Friday, March 18, 2011

Morning

I am not a morning person.

As I get older and my ideas change, I wish I were.... but let me state again.... I am not a morning person.

Nonetheless, this week my manager has found it important to have me at work by seven (Yes, that one vehicle in the parking lot... you know, the red pick-up?.... is there simply for a Peace Lily.)

If I'm to be there at seven, I have to be up by 5:15 at the latest. It's dark then. Dark used to mean bright lights and loud music. Now dark means; where's my soda, cigarette's, pants and the dog? Because we have to either walk or play.

At six in the morning we usually walk, and oh, what glorious walks they've been these past two mornings. This morning I just stopped for the sound in the trees. It was so unexpected Meander just stood there with me as I listened.

The birds are coming back and they are feisty. I've never heard them like this before. They are insistent and strident and loud. There is one song I've heard only occasionally, but I come to think it's from a Robin.... singing some weird, "I'm here. Where are you', thing.... but it's so full and liquid in the hearing. There were other songs... many other songs... and when you listened you heard call-backs. All that communication, just in sound.

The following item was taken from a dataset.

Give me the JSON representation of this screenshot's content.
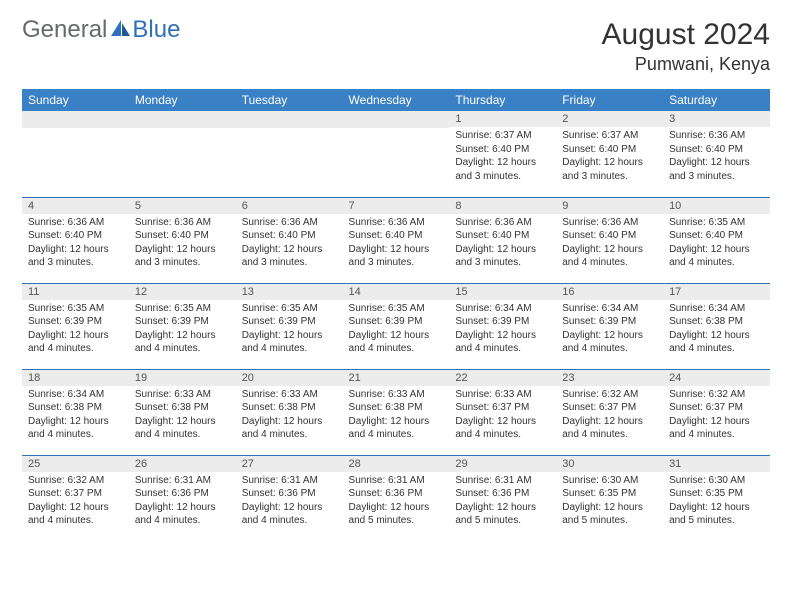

As we stood and listened I saw the sky over the lake. The sun had a good way to go before cresting, so there were only dusky blue clouds creating a comma in front some clear, pink and lavender sky... far out. Mostly, it was dim.

The thing that I noticed was that as I stood there and took in the sound and the sky and the water, which was only a lazy lapping... I could ( somewhat) hear traffic, but it didn't matter. What I was truly, quietly 'witnessing' as I stood there with Meander, was what the world has always been no matter what we've etched upon it.

You think about what's happened in Japan, close to the sea.... caused in part by the sea. I imagine as people sit amongst the rubble and contemplate, fear and try to realign their future, they hear the birdsong... see the dawning sky. When you are in that much pain and confusion, does the sound and sight of it offer certain solace because it's one thing you know or sorrow because it's something you know that goes on forever without you?

I have reason to think that my life might get better, but I don't think it would matter.

There is wisdom in understanding that every spring the Baltimore Oriole will stop by a park in a northern suburb before going on to his summer home. That the Robins will be everywhere. The that Barn Swallows will be back to our porches, looking for last years home. That Reva might be able to feed her Hummingbirds again.

I might be able to watch the Swallows again, thanks to a friend. I might be able to do many things, but it's sweet to know that in the end, nature will out.